鬼上身,抽走了他身上的陽氣,陰盛陽衰的厲害,僅存的陽氣根本不足以維持他的生理活動。他便失去意識摔倒在地。
我沒有理會吳剛的身體,而是快速的朝著黑影的方向追了過去。黑影的移動速度很快,好像是一顆劃過夜色的流星,幾乎是眨眼功夫便從我面前消失了。我只能根據它殘留下來的陰氣,用視線追尋著它。
它的身影,穿過窗戶玻璃,飛出去了。
我毫不猶豫的朝著窗戶的方向跑過去,然後在距離窗戶還有一米的時候,身子敏捷的彈跳而起,撞破了古式窗戶的毛玻璃,身體在半空旋轉了一百八十度之後,便是兩只手安穩順利的接地,又是一個漂亮的鯉魚打挺,站了起來。
這些動作,幾乎是在眨眼間完成,我必須抓住任何一秒鐘的時間,來為他們的生還爭取機會。
我剛剛站定,便意識到了不對勁,唐菲菲和許容,不見了蹤影,反倒是那口落魄的井口變,有一只落寞的黑影,一動不動,猶如是一塊僵硬的木頭。
「給我你的臉,給我你的臉。」她依舊是冷漠的聲音,哭喊著經典的台詞。
「我們又見面了。」我強作鎮定,一步步的往前靠近,握著金錢劍的手,出了一層層黏糊糊的汗。

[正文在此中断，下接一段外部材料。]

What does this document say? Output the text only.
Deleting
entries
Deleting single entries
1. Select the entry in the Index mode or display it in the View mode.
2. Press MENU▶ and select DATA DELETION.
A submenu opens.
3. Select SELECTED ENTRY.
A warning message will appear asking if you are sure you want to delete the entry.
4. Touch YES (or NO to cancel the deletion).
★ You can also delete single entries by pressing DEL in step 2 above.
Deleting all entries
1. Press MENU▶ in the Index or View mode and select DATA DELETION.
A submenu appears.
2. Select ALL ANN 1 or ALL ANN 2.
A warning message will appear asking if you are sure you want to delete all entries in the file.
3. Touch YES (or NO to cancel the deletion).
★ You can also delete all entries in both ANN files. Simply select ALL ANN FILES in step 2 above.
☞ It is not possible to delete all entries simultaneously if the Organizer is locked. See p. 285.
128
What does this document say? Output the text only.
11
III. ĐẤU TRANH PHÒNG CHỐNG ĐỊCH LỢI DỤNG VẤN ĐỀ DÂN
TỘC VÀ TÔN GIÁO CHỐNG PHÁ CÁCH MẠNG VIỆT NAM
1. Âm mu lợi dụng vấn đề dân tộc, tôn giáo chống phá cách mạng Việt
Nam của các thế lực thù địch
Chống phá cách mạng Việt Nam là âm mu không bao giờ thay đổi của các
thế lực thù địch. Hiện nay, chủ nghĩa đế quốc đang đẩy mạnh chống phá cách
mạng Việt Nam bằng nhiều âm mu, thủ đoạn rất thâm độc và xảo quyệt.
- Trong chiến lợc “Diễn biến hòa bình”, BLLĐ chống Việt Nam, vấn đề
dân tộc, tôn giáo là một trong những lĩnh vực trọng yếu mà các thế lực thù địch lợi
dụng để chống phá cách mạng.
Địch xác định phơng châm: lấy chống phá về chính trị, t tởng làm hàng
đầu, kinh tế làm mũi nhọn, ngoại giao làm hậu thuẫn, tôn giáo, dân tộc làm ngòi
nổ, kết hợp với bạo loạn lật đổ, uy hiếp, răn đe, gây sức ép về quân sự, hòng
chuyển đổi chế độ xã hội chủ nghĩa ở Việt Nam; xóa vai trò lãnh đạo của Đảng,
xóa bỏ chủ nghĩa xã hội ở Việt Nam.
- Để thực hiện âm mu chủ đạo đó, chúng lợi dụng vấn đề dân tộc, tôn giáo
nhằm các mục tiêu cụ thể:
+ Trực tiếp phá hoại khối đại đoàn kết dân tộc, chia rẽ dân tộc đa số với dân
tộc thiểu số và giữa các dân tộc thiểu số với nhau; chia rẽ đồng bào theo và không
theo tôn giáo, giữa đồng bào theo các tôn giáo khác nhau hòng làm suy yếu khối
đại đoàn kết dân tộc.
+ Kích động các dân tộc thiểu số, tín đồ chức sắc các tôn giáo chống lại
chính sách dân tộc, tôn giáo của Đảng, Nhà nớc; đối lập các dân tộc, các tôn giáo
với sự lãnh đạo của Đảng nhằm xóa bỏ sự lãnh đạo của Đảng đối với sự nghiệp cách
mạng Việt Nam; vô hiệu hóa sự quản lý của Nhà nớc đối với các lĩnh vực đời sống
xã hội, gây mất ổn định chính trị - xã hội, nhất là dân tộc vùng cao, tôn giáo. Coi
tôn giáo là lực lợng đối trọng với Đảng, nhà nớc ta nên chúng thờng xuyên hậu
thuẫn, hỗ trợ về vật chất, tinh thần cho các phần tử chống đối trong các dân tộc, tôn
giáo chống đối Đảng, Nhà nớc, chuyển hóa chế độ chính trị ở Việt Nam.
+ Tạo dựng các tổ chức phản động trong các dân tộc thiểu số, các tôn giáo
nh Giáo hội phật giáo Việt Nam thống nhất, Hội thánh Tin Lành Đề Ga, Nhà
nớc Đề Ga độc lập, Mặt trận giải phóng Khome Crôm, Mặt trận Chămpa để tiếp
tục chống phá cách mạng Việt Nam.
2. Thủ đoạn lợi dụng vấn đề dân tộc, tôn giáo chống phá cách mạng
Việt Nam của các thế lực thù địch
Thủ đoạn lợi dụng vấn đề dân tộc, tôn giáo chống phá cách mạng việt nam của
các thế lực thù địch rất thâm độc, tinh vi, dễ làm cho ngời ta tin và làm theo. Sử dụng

「你是那個驅魔人的後代?」那個黑影,觀察了我一番後,便是出聲詢問道。
「是。」一想起他口中所謂的驅魔人,我便是一陣撕心裂肺的痛,心頭早就愈合的傷口,再次裂開了,我听到咕咚咕咚的鮮血,不斷地沖刺著傷口,引得我內髒一陣陣的抽搐。
「你怎麼發現我的?」黑影繼續用淡定的語氣詢問,雖然透露著陣陣猙獰恐怖,不過,卻並沒有讓我有任何的懼意。
仇恨,已經化為了一股股的力量,蔓延到我身體的每一個細胞中,我覺得我渾身上下都充斥著強大的能量,一股足以逆天的能量。今天,它要完蛋。我這樣默默警戒著自己,希望這樣能讓我的意識,保持清醒。
唐菲菲和許容肯定是進入了它編制的結界,我才看不到他們。要想破了結界,救他們出來,只有兩條路,第一條便是殺了它。第二條,便是消除了它的怨念,讓它定下契約,永世不得害人。
可是,我從來都沒有考慮過第二條可能性,要麼我死,要麼它亡,這是不能被改變的事實。
不過,它的這個問題卻讓我感覺到詫異。一直以來,我都認為是它在故意給我留下訊息,讓我尋找到它的蹤跡。
可是,從它的這個問題上來分析,我一直以來所想,都是錯誤的。那些引領我的信息,根本不是它留給我的。而且想想,在沒有完全合體之前,它也不可能會給我留下任何的信息。
那麼,不是它故意留給我的信息,那麼又會是什麼人在暗中指引我呢?我的心里漸漸的升起了一股不祥的預感,以及一種被別人掌控的危機感。